Tuesday, 15 March 2016

Factors that lead to ERP replacement in Higher Education Institutions in Saudi Arabia: A case study (by Arwa Mohammed J Aljohani)

The use of Enterprise Resources Planning (ERP) in Higher Education Institutions (HEIs) has increased substantially over the last few decades. A review of literature relating to Information Systems (IS) and ERPs has confirmed that few research studies have considered ERP in Higher Education: most have focused on their use in business.  In addition, the literature tends to concentrate on issues relating to the adoption of ERP, with a particular emphasis on success stories. Consequently, studies that focus on problems and difficulties associated with the replacement of ERPs, particularly in HEIs, are rare.

Knowledge of the decision making processes associated with ERP replacement is clearly of value to those who have to make the decisions, yet little is known about how and why such decision are made, or about the factors that influence them.  This study aims to fill some of these gaps.  The researcher seeks to investigate the causes and consequences of ERP replacement in a Saudi Arabian HEI.  Data relating to the case study at the heart of this project comes from 17 semi-structured interviews analysed using a Grounded Theory (GT) approach.

The study aspires to make both theoretical and practical contributions to the field.  In particular, it will increase understanding of decision-making processes in HEIs by helping to identify why and when they should consider replacing their ERP systems.
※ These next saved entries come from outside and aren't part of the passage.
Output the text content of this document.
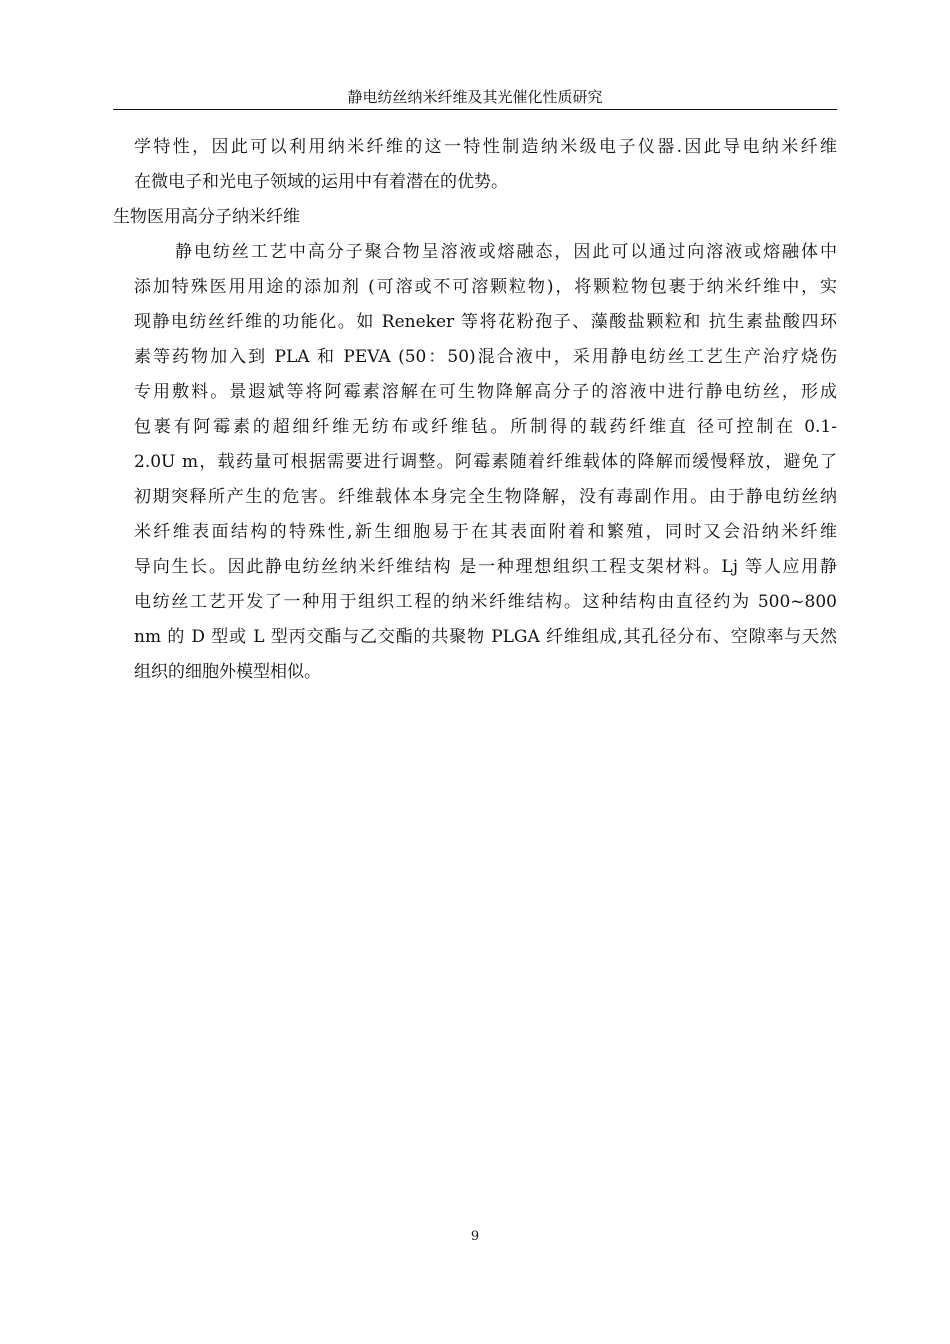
静电纺丝纳米纤维及其光催化性质研究
学特性，因此可以利用纳米纤维的这一特性制造纳米级电子仪器.因此导电纳米纤维
在微电子和光电子领域的运用中有着潜在的优势。
生物医用高分子纳米纤维
静电纺丝工艺中高分子聚合物呈溶液或熔融态，因此可以通过向溶液或熔融体中
添加特殊医用用途的添加剂 (可溶或不可溶颗粒物)，将颗粒物包裹于纳米纤维中，实
现静电纺丝纤维的功能化。如 Reneker 等将花粉孢子、藻酸盐颗粒和 抗生素盐酸四环
素等药物加入到 PLA 和 PEVA (50：50)混合液中，采用静电纺丝工艺生产治疗烧伤
专用敷料。景遐斌等将阿霉素溶解在可生物降解高分子的溶液中进行静电纺丝，形成
包裹有阿霉素的超细纤维无纺布或纤维毡。所制得的载药纤维直 径可控制在 0.1-
2.0U m，载药量可根据需要进行调整。阿霉素随着纤维载体的降解而缓慢释放，避免了
初期突释所产生的危害。纤维载体本身完全生物降解，没有毒副作用。由于静电纺丝纳
米纤维表面结构的特殊性,新生细胞易于在其表面附着和繁殖，同时又会沿纳米纤维
导向生长。因此静电纺丝纳米纤维结构 是一种理想组织工程支架材料。Lj 等人应用静
电纺丝工艺开发了一种用于组织工程的纳米纤维结构。这种结构由直径约为 500~800
nm 的 D 型或 L 型丙交酯与乙交酯的共聚物 PLGA 纤维组成,其孔径分布、空隙率与天然
组织的细胞外模型相似。
9
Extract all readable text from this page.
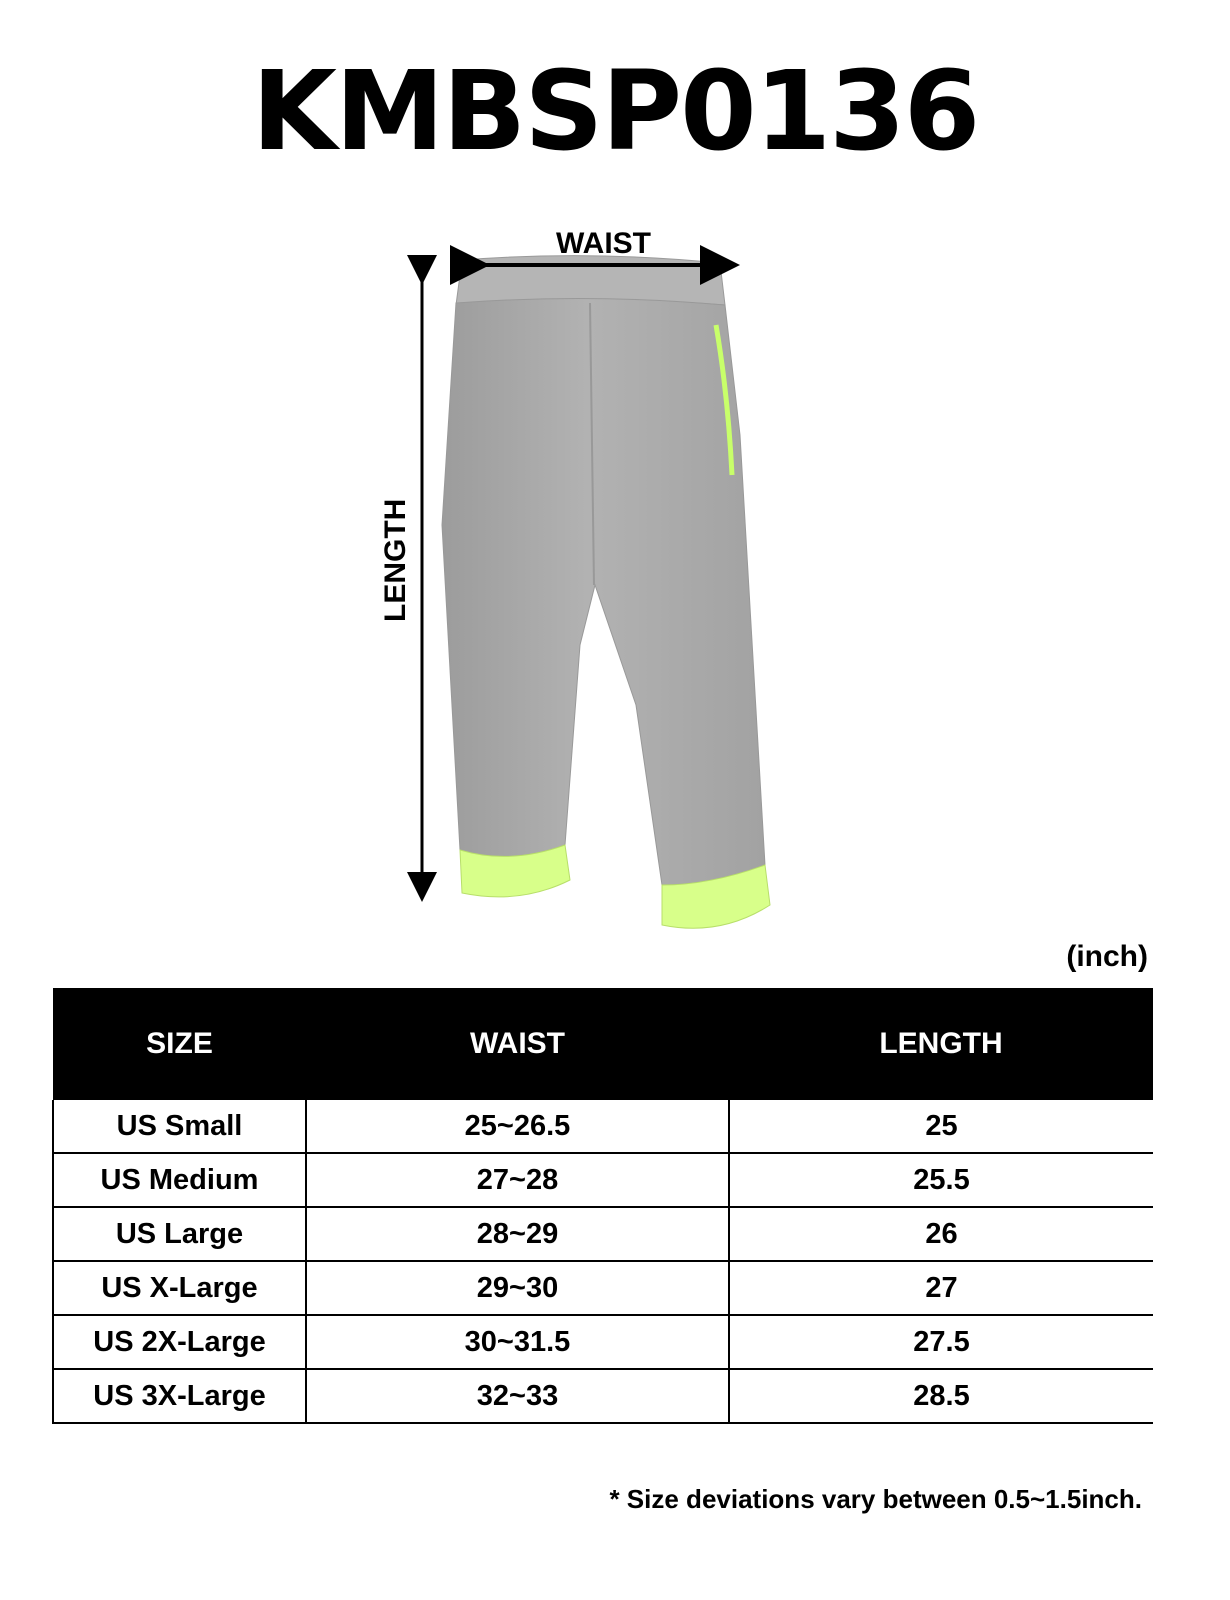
KMBSP0136
WAIST
LENGTH
(inch)
SIZE	WAIST	LENGTH
US Small	25~26.5	25
US Medium	27~28	25.5
US Large	28~29	26
US X-Large	29~30	27
US 2X-Large	30~31.5	27.5
US 3X-Large	32~33	28.5
* Size deviations vary between 0.5~1.5inch.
A framework is being developed that will help identify factors and issues that should be considered before the decision to replace is made. The study therefore has clear practical value to decision-makers in HEIs and will help to ensure efficient use and exploitation of current systems, and safe adoption of new ones. The research should also be of relevance to system vendors, who have a clear interest in the use of ERP in higher education.